Amerika Serikat dilaporkan memberikan tekanan keras kepada Iran terkait akses jalur energi tersebut. Bahkan, muncul ancaman tindakan militer jika situasi tidak segera mereda. Di sisi lain, Iran disebut membuka peluang gencatan senjata sementara selama dua minggu untuk meredakan konflik.
Ketegangan ini semakin kompleks setelah Dewan Keamanan PBB gagal mencapai kesepakatan karena adanya veto dari Rusia dan China terhadap resolusi terkait konflik tersebut.
Dampak dari konflik ini tidak hanya dirasakan di sektor politik, tetapi juga ekonomi global. Harga minyak sempat mengalami fluktuasi tajam, sementara pasar keuangan dunia menunjukkan tanda-tanda ketidakpastian.
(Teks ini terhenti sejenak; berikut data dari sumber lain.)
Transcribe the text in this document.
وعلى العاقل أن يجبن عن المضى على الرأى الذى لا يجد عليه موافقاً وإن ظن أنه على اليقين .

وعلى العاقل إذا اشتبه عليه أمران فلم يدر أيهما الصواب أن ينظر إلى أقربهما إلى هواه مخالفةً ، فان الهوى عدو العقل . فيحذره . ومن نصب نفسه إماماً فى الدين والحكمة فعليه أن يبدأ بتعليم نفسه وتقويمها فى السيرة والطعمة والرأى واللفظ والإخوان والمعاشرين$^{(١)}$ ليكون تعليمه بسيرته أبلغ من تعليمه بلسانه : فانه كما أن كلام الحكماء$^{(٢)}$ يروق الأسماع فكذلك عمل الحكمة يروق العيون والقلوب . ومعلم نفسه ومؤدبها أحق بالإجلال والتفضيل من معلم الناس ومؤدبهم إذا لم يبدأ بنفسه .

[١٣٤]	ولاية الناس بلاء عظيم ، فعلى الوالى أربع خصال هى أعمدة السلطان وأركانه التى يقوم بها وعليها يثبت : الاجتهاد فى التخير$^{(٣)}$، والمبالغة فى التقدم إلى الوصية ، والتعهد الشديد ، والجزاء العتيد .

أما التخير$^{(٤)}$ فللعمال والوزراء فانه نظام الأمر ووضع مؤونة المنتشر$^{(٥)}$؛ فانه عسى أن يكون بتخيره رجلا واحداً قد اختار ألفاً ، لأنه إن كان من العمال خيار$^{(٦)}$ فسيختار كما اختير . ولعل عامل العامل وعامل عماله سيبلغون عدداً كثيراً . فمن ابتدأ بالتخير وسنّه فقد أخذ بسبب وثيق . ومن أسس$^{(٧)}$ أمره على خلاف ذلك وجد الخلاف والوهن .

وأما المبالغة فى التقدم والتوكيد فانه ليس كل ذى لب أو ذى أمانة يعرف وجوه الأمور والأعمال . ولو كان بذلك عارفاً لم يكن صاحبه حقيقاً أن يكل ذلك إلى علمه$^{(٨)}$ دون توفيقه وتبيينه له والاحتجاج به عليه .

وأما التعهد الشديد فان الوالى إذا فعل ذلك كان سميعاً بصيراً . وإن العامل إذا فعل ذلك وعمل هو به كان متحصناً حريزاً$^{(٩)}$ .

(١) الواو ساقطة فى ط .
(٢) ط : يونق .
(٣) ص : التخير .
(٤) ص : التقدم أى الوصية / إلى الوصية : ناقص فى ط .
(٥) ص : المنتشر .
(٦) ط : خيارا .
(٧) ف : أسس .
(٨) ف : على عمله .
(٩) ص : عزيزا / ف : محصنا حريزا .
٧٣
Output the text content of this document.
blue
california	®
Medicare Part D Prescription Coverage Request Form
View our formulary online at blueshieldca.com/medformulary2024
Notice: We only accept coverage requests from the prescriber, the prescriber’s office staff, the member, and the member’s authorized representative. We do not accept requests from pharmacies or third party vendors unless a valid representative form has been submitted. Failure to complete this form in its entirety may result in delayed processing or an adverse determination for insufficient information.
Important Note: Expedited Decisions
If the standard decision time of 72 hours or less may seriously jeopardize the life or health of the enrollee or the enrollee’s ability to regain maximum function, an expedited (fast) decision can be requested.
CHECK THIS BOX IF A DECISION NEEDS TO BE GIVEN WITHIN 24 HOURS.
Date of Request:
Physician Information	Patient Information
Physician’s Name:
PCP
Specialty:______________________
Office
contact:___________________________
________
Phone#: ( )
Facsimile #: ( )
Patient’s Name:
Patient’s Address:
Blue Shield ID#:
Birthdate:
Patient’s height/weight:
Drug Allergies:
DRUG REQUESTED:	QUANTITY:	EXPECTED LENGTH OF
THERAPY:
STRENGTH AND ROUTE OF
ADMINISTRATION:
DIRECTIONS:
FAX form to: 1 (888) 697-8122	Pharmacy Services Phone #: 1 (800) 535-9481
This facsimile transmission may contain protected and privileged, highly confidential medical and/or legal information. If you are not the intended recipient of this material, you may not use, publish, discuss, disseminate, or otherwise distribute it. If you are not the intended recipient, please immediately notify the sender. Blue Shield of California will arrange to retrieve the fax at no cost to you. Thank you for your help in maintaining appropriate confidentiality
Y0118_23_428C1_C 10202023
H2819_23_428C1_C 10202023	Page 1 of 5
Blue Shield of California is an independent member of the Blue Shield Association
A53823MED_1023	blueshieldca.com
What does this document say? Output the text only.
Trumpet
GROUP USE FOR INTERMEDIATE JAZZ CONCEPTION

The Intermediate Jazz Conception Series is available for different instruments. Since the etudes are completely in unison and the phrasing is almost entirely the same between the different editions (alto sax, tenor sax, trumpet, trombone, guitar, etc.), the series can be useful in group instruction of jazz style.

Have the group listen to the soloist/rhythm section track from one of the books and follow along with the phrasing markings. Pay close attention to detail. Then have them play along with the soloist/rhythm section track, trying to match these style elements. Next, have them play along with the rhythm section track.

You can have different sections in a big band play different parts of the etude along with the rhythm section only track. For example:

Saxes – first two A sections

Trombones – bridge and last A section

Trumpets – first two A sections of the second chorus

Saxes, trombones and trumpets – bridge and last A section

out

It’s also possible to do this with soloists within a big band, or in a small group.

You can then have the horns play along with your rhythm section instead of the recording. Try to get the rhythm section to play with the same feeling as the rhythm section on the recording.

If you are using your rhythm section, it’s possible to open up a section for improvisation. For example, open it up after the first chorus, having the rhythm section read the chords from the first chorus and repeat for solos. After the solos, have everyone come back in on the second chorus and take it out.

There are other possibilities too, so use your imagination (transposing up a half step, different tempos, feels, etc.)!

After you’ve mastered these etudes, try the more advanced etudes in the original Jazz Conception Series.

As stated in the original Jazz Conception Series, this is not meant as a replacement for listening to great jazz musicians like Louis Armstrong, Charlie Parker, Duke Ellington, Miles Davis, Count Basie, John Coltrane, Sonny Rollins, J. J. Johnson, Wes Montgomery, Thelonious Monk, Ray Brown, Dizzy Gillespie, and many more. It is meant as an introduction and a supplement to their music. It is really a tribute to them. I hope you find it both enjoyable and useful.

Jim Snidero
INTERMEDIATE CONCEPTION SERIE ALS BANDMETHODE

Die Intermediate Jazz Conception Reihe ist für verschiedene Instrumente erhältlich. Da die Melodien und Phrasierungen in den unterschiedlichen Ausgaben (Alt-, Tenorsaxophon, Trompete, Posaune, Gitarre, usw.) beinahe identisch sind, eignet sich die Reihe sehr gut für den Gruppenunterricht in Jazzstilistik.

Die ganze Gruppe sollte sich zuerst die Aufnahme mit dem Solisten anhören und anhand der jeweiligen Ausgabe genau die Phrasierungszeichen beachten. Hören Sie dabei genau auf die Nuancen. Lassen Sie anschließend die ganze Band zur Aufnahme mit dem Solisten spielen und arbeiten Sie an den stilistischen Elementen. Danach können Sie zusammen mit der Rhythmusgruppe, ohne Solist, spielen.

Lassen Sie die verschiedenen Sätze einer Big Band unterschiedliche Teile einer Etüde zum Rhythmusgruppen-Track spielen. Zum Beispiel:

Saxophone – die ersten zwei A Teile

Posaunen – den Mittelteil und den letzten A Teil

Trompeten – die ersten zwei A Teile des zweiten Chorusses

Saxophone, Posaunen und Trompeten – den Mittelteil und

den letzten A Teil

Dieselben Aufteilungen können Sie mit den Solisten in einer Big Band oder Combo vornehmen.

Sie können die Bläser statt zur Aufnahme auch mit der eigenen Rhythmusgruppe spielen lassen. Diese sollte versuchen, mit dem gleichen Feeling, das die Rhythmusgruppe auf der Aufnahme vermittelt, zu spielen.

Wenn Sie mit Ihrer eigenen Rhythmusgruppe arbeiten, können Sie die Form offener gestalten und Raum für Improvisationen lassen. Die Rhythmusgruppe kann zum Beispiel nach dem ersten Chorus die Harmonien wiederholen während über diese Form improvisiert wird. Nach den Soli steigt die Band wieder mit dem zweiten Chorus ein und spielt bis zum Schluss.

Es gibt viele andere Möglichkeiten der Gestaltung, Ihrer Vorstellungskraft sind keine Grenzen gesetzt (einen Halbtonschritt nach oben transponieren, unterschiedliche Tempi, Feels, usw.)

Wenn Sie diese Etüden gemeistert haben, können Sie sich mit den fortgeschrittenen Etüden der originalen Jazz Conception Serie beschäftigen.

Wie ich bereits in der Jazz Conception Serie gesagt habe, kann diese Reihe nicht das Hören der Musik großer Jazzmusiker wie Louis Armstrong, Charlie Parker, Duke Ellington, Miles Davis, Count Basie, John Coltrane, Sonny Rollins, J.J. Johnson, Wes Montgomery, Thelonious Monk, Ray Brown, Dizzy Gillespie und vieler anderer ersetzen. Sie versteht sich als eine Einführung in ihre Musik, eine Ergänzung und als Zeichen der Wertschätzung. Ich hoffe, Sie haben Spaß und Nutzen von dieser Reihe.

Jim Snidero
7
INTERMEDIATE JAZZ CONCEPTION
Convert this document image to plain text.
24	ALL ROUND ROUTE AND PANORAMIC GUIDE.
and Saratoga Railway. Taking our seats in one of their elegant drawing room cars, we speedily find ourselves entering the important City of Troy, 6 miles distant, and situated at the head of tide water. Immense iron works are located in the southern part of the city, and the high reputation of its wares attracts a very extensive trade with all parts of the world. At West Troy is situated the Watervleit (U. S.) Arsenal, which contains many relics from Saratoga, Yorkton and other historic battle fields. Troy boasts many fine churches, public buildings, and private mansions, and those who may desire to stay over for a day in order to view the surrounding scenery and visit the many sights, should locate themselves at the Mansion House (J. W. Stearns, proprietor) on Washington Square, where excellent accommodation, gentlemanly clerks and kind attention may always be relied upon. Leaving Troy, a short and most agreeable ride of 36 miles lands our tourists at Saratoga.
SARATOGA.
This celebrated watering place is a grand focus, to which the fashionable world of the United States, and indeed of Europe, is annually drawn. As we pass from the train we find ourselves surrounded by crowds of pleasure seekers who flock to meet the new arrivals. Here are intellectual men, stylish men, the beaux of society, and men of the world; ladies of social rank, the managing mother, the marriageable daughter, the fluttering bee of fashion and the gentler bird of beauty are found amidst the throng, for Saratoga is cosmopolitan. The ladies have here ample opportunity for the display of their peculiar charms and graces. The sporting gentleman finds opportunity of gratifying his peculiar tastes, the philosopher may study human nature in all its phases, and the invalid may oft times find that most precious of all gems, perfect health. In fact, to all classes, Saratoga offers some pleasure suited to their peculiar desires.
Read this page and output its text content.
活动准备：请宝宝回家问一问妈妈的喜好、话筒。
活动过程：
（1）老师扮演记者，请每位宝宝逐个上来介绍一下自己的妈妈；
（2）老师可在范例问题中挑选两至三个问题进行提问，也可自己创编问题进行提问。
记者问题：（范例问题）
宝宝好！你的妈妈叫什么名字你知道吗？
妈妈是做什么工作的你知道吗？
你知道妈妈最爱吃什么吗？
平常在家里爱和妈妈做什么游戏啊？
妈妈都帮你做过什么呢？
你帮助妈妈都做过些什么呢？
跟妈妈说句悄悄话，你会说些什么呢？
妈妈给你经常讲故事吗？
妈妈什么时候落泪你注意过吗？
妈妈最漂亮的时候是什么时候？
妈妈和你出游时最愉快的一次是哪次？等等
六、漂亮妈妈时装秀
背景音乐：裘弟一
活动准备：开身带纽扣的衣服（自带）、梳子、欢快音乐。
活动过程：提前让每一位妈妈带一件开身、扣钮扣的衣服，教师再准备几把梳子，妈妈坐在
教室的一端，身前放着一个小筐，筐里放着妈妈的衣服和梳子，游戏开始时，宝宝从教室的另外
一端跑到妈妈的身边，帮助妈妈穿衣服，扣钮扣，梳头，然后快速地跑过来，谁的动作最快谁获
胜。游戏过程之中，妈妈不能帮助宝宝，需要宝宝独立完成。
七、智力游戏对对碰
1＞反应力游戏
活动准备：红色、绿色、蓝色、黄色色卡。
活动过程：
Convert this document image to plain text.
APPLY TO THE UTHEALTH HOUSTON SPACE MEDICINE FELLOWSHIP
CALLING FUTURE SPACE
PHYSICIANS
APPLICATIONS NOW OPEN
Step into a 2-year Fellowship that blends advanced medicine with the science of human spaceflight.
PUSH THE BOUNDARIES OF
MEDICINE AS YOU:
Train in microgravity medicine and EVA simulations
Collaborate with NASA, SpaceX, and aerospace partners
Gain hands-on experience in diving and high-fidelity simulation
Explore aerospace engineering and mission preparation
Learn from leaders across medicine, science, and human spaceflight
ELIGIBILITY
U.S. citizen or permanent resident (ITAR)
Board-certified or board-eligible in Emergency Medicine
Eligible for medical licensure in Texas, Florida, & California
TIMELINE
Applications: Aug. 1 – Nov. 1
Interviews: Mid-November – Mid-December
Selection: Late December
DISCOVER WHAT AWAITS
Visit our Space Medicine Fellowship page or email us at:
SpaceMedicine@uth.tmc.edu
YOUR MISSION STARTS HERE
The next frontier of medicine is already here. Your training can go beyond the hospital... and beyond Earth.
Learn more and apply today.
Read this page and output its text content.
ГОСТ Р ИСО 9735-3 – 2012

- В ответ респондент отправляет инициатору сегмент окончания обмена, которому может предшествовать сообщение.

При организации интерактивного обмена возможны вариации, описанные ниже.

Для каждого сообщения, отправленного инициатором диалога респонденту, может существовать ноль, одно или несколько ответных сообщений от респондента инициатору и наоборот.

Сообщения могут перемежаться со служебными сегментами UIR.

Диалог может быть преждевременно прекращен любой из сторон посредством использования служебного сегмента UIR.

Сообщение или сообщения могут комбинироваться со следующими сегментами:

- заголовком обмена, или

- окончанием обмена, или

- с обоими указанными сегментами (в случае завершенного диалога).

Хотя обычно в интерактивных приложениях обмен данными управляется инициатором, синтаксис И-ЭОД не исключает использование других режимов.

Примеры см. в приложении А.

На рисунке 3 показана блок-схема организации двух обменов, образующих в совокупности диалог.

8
Para pengamat menilai bahwa Selat Hormuz merupakan jalur vital bagi distribusi energi dunia. Jika konflik terus berlanjut, potensi gangguan terhadap pasokan minyak global bisa memicu krisis energi baru.
Hingga saat ini, komunitas internasional terus mendorong jalur diplomasi untuk mencegah eskalasi konflik yang lebih luas.